Shafqat Hussain’s execution process has been a long and tumultuous one, and it has taken yet another turn; his execution was halted minutes before it was scheduled to take place to once more probe the question of his age at the time of his conviction. This is the fourth time his execution has been stayed; and at this point, given the confusion that still surrounds the facts, the case has become more of a symbol – a touchstone which the human rights organizations and NGO’s point to when they are pointing out the law enforcement and the justice system’s flaws. Despite the large numbers of individuals the law enforcement and the human rights organizations have tussled over since the lifting of the moratorium on the death penalty, Shafqat Hussain’s case has stuck out – in a way similar to Malala’s – because while the incident itself maybe commonplace, the specific facts make for a forceful narrative. A politically inconsequential young individual in a foreign city, a brutal and corrupt police force, and a disinterested legal system and a overworked judiciary; all combine to perfectly exemplify the problems ailing each limb of our overall peace and order maintain machinery.

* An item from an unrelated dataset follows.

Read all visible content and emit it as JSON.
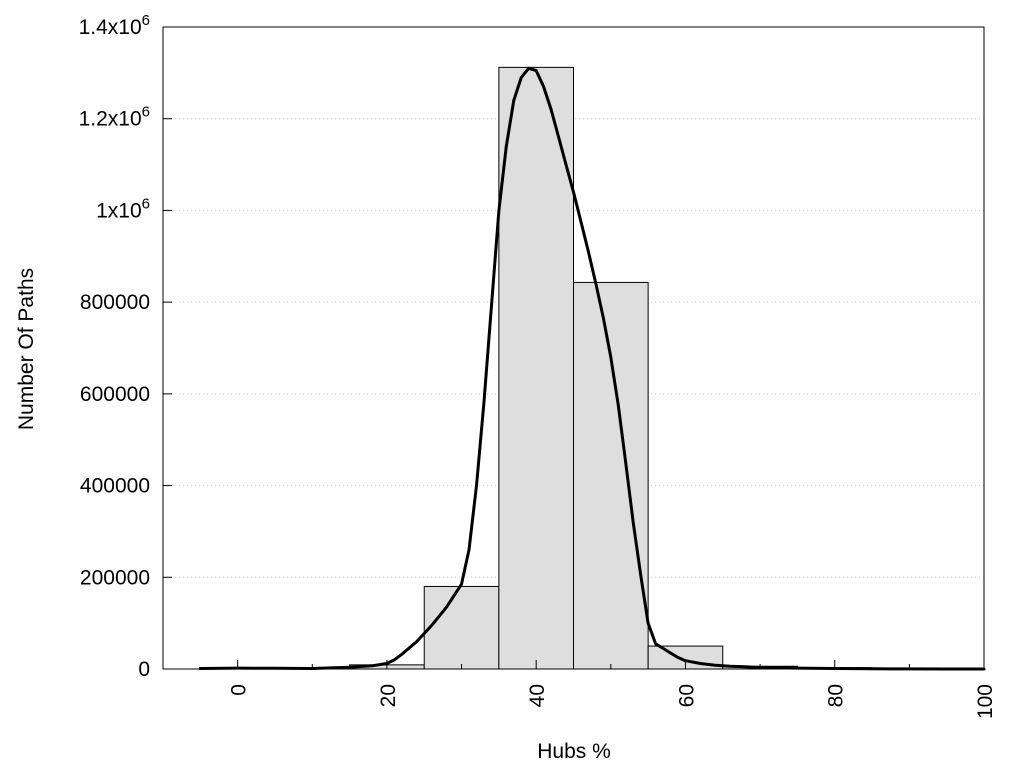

Whatever the outcome of the inquiry in Shafqat’s age may be, the case must serve as an example which is used to rectify the system. While efforts are being made to reduce police brutality and the justice system’s shortcomings are well known and often commented on, this episode is distinguished not because of these two incidents, it is due to the extreme difficulty both the state and the human rights organizations had to go through to officially determine Shafqat’s age at the time of conviction. Pakistan’s record maintaining system still exists in the last century, especially in legal and police matters. The files are organized in a disjointed and archaic manner, still relying on paper when the rest of the world has started implementing digital methods. The legal system, the police and the government official records need to be converted to a digital format which can be accessed centrally. This does not mean just the basic identity information –which already exist in digital format – but must extend to land ownership records, filling of First Information Reports and public court judgements. Pakistan must step into the modern age; that is the only way to avoid confusion over facts that should be uncontested in most proceedings.